Rob Lee: Public Theology And Taylor Swift


It's confession time: I'm a huge Taylor Swift fan. I'm starting to identify with her more now that I've been thrust into the realm of public theology. People often bemoan Swift as someone who complains about the media attention or how others treat her. As my story grew about my resignation from my parish and the ensuing conversations in places like NPR and The View, I've found people are in fact incredibly mean in the face of media attention.

Twitter trolls can be vicious and scrutiny is real, but the cost of not engaging in public theology is far greater than one might think. I've had friends and mentors who have been concerned for my health and safety say to back off the gas pedal a bit and find greener pastures elsewhere. But perhaps this moment of speaking truth to power is no time for falling back.

As I write these words I'm just on the other side of my 25th birthday. Had you told my wife and I when we were married a mere three months ago that we would be on this road heading to God knows where, I would have laughed and sat back down in to my pastoral chair. You may be wondering what does this have to do with you: We must always be ready to engage the world and the church in new and different ways.

In a sense, we must shake it off (yes, I went there) and do the hard work of engaging in beloved community. We must seek the resolution of these issues that are close at hand and be public theologians. We desperately need to add names to the dwindling list of public theologians in our world and we desperately need some of those names to be Millennials. The reality is we have to consider how we can engage church differently for the sake of our future.

I'm not one to suggest we abandon the institution but we must re-ignite the passion that led to white pastors marching in the Civil Rights movement alongside their brothers and sisters of color.

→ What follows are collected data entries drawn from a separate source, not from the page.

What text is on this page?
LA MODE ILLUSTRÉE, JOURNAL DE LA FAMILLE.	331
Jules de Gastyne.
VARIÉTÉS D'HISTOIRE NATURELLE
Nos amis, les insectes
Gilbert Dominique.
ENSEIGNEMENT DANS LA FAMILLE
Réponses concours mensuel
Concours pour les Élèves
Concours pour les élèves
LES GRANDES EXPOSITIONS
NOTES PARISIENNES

This critical engagement with the world is precisely what the world needs to see right now. We need not worry about empty pews if our hearts are apathetic to the world we see, because the pews should be empty if that is the case - But I refuse to believe that. I refuse to believe that the white church can't engage in anti-racism conversations or that the wider church can't engage our LGBTQ friends with dignity and acceptance.

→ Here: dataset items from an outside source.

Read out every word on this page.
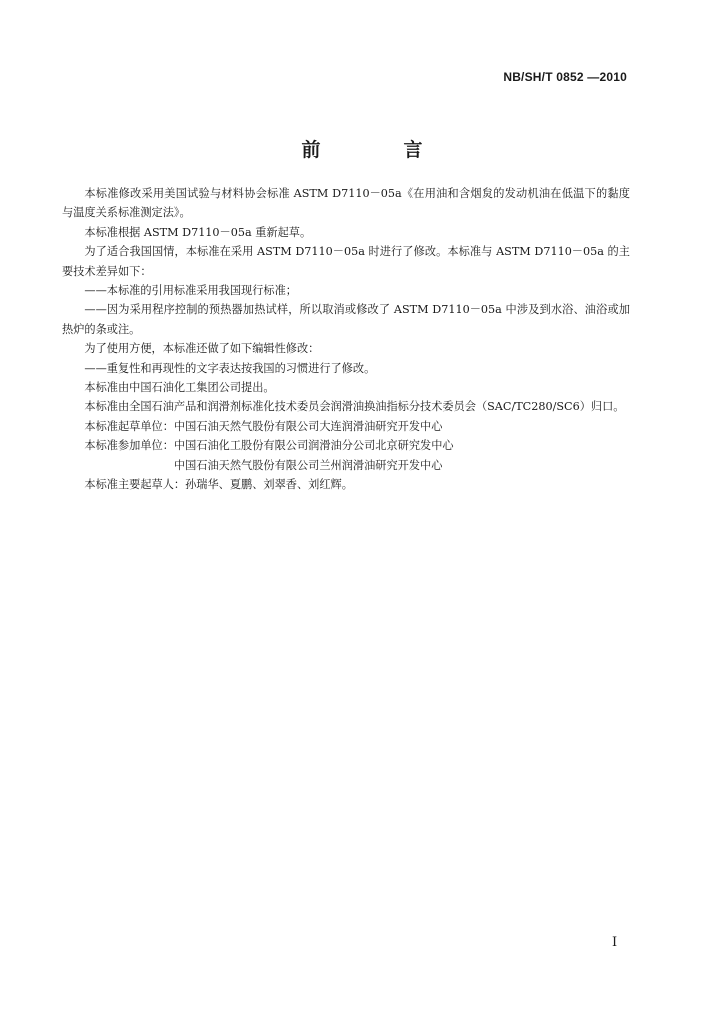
NB/SH/T 0852 —2010
前　言

本标准修改采用美国试验与材料协会标准 ASTM D7110－05a《在用油和含烟炱的发动机油在低温下的黏度与温度关系标准测定法》。

本标准根据 ASTM D7110－05a 重新起草。

为了适合我国国情，本标准在采用 ASTM D7110－05a 时进行了修改。本标准与 ASTM D7110－05a 的主要技术差异如下：

——本标准的引用标准采用我国现行标准；

——因为采用程序控制的预热器加热试样，所以取消或修改了 ASTM D7110－05a 中涉及到水浴、油浴或加热炉的条或注。

为了使用方便，本标准还做了如下编辑性修改：

——重复性和再现性的文字表达按我国的习惯进行了修改。

本标准由中国石油化工集团公司提出。

本标准由全国石油产品和润滑剂标准化技术委员会润滑油换油指标分技术委员会（SAC/TC280/SC6）归口。

本标准起草单位： 中国石油天然气股份有限公司大连润滑油研究开发中心
本标准参加单位： 中国石油化工股份有限公司润滑油分公司北京研究发中心
中国石油天然气股份有限公司兰州润滑油研究开发中心

本标准主要起草人：孙瑞华、夏鹏、刘翠香、刘红辉。

I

What I'm getting at is this: We need public theology. The other forces of this world (including Evangelical and Fundamentalist Christians) are engaging in public theology, what makes us think that we get a free pass? Now is the time to engage the world with a different and fresh way of doing progressive Christianity. It is in that hope that we see in God we have more future than past. We could shake the foundations of this nation and world for the sake of our children and our children's children. I've been thankful that trolls are just trolls but they've taught me that speaking up costs something, and I really am indebted to my favorite pop star Taylor Swift for the inspiration to speak up in the form of public theology and say, "Look what you made me do."